Usually, when big tech CEOs testify before Congress, it is because Congress sees a risk to the American population and wants to gather more information to make more educated policy decisions. Sam Altman is taking a whole different approach. He’s actually used his appearance before a U.S. Senate judiciary subcommittee to urge Congress to impose new rules on big tech. Altman, who has become the global face of AI, is currently in the midst of a month-long international goodwill tour to talk to policymakers about AI and the risks associated with it.
It is quite rare for big tech CEOs to call for more regulation on their own industries, but Altman was quoted in the hearing saying, “If this technology goes wrong, it can go quite wrong.”
What’s so risky about AI?
“Artificial intelligence has the potential to improve nearly every aspect of our lives, but that also creates serious risks,” said Altman at the hearing. We outline four of the most significant risks below.
Job losses due to AI automation. There is a high likelihood that as AI models become smarter, they begin replacing many of the jobs that humans currently work in. It is estimated that 85M jobs are expected to be lost between 2020 and 2025. The flip side is that AI is estimated to create 97M jobs by 2025, but much of the population won’t have the skills needed for these technical roles.
Social manipulation through AI algorithms. Deepfakes have infiltrated political and social spheres allowing bad actors to share misinformation that is difficult to shoot down as inauthentic right away. The nightmare scenario is that deepfakes become nearly impossible to distinguish between authentic and inauthentic.
Widening socioeconomic inequality as a result of AI. AI models have inherent biases baked into the algorithms, which may compromise DEI initiatives through AI-powered recruiting.
Financial crises brought about AI algorithms. Algorithmix trading could be responsible for the next financial crisis, given how quickly the financial sector adopted the technology.
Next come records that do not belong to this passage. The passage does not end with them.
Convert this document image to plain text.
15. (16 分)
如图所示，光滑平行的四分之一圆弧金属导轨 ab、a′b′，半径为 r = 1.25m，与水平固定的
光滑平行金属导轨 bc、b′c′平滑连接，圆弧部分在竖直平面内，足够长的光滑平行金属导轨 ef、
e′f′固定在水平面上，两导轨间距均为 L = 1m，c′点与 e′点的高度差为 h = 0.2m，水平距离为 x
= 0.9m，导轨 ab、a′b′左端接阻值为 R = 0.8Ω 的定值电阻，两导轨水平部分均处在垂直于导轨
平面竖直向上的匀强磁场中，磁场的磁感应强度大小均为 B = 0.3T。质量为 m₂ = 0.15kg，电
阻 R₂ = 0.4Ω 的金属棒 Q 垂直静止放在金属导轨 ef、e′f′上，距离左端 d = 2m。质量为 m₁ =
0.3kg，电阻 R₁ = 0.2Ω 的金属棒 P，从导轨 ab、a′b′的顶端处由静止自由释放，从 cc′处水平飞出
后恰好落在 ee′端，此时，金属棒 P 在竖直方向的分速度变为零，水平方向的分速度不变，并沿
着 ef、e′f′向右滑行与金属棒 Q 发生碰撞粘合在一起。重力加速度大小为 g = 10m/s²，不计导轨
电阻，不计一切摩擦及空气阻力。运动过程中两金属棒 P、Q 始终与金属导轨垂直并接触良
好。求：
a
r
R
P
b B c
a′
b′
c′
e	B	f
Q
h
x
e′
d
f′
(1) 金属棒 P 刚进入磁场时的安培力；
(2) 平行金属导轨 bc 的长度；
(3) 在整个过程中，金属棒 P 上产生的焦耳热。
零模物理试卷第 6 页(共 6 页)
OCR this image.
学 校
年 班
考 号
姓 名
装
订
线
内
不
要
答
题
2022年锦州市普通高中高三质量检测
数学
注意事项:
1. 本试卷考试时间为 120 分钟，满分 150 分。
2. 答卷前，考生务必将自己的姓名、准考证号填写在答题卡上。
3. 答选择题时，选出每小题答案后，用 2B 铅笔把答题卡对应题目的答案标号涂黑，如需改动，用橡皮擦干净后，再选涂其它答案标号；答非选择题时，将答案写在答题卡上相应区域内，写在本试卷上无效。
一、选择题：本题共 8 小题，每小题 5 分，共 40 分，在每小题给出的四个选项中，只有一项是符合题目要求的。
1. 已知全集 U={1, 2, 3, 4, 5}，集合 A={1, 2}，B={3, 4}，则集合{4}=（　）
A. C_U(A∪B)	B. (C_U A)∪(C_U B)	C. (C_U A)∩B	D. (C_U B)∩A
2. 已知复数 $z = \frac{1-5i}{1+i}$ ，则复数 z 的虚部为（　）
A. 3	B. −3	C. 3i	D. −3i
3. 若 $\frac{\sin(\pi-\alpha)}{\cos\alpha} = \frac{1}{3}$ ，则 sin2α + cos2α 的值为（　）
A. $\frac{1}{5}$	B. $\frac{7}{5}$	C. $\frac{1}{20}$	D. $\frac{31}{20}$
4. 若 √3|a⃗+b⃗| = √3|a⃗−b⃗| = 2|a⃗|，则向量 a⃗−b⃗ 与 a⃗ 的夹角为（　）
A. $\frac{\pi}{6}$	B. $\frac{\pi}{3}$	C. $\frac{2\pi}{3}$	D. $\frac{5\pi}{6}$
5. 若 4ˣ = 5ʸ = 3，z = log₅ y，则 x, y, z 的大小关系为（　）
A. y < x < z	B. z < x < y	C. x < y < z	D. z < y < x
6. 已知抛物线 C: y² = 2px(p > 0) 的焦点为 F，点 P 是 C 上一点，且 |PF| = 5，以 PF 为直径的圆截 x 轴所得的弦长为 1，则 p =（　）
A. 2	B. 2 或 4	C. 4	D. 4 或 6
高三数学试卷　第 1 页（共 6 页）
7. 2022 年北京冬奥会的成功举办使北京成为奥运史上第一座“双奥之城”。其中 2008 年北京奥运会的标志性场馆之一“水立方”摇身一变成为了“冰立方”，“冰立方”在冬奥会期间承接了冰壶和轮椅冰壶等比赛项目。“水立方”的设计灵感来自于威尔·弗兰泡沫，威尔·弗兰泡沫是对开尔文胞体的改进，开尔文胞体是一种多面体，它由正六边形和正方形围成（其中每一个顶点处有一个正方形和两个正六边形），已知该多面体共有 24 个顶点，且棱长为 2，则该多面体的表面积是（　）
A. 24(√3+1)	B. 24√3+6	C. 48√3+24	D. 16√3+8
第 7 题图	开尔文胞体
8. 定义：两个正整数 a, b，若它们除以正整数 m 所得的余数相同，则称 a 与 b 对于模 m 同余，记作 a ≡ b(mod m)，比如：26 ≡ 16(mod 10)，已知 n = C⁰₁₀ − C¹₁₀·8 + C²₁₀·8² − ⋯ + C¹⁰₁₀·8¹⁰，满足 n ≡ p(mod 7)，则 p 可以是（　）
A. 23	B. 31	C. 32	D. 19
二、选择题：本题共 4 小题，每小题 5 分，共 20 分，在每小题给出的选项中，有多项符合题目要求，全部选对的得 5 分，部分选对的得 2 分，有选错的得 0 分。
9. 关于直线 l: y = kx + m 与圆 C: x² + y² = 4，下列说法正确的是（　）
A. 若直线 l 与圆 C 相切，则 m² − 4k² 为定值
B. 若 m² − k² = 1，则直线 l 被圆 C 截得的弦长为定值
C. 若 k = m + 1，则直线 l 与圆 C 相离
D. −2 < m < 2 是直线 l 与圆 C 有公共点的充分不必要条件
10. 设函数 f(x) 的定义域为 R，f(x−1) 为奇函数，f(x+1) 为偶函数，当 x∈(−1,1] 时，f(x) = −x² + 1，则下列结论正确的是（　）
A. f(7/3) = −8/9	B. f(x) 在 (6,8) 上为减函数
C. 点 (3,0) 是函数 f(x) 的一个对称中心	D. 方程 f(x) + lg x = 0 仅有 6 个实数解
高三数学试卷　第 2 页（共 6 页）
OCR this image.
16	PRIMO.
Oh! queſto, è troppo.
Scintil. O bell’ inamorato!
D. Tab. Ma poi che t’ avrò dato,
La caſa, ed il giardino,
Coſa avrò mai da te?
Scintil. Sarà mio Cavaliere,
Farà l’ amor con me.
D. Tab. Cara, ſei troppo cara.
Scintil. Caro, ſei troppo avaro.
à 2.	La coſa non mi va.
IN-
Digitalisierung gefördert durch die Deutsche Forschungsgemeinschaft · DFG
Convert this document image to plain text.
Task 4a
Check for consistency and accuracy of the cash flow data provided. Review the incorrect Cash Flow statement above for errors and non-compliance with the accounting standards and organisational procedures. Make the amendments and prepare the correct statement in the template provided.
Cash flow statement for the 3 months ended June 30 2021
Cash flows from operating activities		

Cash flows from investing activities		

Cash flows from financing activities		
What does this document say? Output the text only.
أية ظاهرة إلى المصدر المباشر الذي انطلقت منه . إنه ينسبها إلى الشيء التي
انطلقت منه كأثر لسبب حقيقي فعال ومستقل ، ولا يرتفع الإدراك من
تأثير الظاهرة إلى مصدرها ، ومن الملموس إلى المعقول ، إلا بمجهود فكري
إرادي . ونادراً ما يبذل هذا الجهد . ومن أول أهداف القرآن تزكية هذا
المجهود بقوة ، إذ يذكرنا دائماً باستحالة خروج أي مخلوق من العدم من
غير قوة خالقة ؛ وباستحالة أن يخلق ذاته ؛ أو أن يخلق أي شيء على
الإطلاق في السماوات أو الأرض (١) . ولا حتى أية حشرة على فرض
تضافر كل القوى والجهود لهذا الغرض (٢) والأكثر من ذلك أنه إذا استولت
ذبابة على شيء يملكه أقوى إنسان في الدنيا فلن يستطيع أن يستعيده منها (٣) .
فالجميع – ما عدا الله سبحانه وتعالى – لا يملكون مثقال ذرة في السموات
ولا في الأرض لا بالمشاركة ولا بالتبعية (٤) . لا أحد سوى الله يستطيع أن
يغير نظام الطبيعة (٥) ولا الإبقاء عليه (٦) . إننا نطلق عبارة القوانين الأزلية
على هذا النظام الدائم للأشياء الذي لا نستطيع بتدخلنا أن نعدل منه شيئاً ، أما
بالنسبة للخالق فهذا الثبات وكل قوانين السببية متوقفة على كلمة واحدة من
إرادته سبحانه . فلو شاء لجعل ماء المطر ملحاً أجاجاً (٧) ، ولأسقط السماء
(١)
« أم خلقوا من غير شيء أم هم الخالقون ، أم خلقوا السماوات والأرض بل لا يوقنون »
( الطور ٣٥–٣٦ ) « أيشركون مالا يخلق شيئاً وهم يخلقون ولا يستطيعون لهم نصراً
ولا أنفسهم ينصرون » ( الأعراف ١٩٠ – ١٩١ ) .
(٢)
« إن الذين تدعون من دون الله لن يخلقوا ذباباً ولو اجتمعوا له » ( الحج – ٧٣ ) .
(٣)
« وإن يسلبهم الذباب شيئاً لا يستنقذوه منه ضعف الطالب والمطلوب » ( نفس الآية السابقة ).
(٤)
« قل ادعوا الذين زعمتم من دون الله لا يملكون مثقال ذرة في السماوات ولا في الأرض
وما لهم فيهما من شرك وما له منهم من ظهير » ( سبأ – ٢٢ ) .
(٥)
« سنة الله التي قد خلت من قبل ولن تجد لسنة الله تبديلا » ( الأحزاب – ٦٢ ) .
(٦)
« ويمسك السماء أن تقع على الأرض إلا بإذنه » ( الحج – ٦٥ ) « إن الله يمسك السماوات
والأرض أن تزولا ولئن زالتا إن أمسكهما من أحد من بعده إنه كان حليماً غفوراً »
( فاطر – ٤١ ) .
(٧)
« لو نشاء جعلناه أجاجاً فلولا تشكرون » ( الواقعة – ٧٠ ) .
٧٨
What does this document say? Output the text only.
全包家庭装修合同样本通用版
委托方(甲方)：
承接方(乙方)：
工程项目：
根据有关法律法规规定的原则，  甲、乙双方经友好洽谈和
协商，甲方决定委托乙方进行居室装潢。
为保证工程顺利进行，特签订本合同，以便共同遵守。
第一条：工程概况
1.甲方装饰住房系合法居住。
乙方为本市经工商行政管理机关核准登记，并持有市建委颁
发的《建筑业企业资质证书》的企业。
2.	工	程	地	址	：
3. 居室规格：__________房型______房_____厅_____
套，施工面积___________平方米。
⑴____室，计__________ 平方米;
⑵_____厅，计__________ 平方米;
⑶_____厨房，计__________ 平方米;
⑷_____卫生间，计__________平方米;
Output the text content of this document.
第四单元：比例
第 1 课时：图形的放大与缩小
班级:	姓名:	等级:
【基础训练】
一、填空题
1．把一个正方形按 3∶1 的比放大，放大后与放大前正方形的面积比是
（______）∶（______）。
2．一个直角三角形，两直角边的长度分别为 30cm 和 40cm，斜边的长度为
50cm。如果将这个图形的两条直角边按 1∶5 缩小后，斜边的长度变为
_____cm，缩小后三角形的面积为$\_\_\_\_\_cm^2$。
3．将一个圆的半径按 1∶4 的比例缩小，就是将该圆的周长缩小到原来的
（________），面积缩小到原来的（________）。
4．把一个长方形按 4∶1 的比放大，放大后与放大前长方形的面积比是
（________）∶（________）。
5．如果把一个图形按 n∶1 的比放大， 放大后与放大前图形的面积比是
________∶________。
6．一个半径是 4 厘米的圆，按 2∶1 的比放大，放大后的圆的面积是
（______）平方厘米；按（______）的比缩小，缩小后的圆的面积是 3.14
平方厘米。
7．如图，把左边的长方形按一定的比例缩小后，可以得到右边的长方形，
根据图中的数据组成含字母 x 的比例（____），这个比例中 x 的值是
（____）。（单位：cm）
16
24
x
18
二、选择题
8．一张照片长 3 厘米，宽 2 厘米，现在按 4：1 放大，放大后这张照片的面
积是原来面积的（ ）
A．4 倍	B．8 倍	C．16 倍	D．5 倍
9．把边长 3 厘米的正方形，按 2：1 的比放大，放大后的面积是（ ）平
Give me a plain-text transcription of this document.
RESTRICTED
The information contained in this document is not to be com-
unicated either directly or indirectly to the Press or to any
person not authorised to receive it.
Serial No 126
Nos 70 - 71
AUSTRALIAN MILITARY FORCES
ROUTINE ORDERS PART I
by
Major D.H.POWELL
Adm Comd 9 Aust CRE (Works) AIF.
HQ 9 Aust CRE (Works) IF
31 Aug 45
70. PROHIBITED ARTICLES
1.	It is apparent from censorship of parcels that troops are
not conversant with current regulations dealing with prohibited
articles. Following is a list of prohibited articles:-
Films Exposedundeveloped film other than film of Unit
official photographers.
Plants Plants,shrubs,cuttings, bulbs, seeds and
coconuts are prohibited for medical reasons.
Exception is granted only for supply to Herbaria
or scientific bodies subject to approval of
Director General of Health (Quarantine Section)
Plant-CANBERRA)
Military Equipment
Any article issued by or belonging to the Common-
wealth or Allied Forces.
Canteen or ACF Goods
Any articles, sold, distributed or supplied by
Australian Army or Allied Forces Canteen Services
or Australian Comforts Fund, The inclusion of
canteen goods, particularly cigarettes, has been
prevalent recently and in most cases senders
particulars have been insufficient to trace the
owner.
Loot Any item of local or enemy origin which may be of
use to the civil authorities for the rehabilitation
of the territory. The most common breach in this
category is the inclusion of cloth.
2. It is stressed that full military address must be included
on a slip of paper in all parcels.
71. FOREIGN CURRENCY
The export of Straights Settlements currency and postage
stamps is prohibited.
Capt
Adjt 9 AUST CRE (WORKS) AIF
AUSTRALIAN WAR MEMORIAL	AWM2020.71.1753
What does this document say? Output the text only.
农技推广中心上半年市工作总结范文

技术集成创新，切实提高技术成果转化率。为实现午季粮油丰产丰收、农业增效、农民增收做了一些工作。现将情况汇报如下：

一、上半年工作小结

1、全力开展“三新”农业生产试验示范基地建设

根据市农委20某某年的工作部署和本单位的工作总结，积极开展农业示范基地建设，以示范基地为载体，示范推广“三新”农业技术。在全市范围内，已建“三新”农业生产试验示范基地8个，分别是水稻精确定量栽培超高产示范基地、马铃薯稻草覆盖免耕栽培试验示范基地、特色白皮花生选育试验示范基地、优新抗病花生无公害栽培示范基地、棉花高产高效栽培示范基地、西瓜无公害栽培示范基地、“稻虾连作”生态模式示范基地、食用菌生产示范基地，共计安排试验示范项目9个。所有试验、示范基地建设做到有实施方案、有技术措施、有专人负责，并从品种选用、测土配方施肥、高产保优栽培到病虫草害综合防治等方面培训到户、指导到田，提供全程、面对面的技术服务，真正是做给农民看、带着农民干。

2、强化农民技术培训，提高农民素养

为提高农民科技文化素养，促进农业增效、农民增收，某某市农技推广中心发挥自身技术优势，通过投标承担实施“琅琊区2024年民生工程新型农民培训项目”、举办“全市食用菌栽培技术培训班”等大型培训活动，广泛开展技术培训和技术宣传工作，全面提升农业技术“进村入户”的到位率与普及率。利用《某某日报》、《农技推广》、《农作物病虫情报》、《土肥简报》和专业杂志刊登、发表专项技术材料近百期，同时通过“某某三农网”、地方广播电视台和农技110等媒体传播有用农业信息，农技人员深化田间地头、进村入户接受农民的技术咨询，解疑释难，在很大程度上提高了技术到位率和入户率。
For example, these algorithms make thousands of trades at a blistering pace, which could lead to sudden crashes and extreme market volatility.
For more risks of AI systems, read this.
What is Altman’s vision for AI regulation?
Altman laid out a three-point plan on how the U.S. government should regulate companies like his.
Form a new government agency charged with licensing large AI models and create a set of government standards to hold licensees up to with the power to revoke licenses for companies whose models don’t comply.
Create a set of safety standards for AI models, including evaluations of their dangerous capabilities. An example would be that models have to pass certain tests for safety, such as whether they could self-replicate, go rogue and start acting independently.
Require independent audits, by independent experts, of the models’ performance on a set of defined metrics.